Las comparaciones de White con desmayos en bodas generaron críticas adicionales. Muchos consideraron inapropiada la analogía en este contexto específico. Un evento social no se compara con una competencia deportiva profesional.
Los peleadores enfrentan presiones económicas y competitivas significativas en su carrera. Muchos dependen de sus contratos con UFC para su sustento. Esta realidad puede llevarlos a tomar riesgos innecesarios con su salud.
La falta de transparencia sobre los protocolos médicos también preocupa. No está claro qué evaluaciones se realizan antes del pesaje. Tampoco se conocen los criterios para cancelar una pelea por razones médicas.
Smotherman deberá someterse a exámenes médicos adicionales en las próximas semanas. Los resultados podrían arrojar luz sobre lo que causó el colapso. También determinarán cuándo podrá volver a competir de manera segura.
El incidente sirvió como recordatorio de los peligros inherentes al deporte. Las artes marciales mixtas ya son inherentemente riesgosas sin agregar factores adicionales. El corte de peso extremo multiplica estos peligros de forma innecesaria.
La comunidad de las artes marciales mixtas aguarda con atención futuros desarrollos. Muchos esperan que este episodio impulse cambios significativos en los protocolos. La seguridad de los atletas no debería ser negociable bajo ninguna circunstancia.
Mientras tanto, el debate sobre el corte de peso continúa sin resolución. Las posiciones siguen polarizadas entre diferentes sectores de la comunidad. La UFC mantiene su postura de responsabilidad individual de los peleadores.
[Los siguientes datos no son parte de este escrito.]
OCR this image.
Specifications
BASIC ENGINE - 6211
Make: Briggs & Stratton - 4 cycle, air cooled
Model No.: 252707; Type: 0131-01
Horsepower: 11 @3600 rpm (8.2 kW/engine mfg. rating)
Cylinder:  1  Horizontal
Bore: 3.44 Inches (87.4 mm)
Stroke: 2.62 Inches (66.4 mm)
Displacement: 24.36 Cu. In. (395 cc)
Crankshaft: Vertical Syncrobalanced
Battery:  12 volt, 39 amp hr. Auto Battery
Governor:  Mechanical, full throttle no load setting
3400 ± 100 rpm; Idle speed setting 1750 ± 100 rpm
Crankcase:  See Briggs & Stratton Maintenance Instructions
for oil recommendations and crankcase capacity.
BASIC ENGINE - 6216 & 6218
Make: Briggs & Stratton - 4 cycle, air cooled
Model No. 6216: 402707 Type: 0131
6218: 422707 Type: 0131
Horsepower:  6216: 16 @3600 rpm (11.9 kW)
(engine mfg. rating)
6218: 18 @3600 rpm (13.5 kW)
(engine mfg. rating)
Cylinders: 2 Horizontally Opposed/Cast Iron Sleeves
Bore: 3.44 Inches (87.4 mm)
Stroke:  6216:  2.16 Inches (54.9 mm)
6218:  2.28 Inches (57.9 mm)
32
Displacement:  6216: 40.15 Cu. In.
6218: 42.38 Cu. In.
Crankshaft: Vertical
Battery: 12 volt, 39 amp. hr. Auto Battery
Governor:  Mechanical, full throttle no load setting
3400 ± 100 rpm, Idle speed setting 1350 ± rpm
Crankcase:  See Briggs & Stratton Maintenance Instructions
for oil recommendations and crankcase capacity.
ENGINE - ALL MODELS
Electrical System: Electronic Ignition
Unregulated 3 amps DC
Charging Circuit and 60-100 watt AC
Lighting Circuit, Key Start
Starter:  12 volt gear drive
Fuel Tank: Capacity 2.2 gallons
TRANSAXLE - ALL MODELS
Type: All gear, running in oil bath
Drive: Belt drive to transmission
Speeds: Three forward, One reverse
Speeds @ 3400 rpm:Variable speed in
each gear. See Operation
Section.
Los seguidores del deporte permanecen divididos sobre la mejor solución posible. Algunos apoyan cambios radicales en el sistema de divisiones de peso. Otros prefieren mantener el statu quo con mejoras incrementales menores.
El tiempo dirá si incidentes como el de Smotherman generarán cambios reales. Por ahora, la UFC continúa operando bajo sus protocolos actuales establecidos. Los peleadores siguen enfrentando las mismas presiones y riesgos de siempre.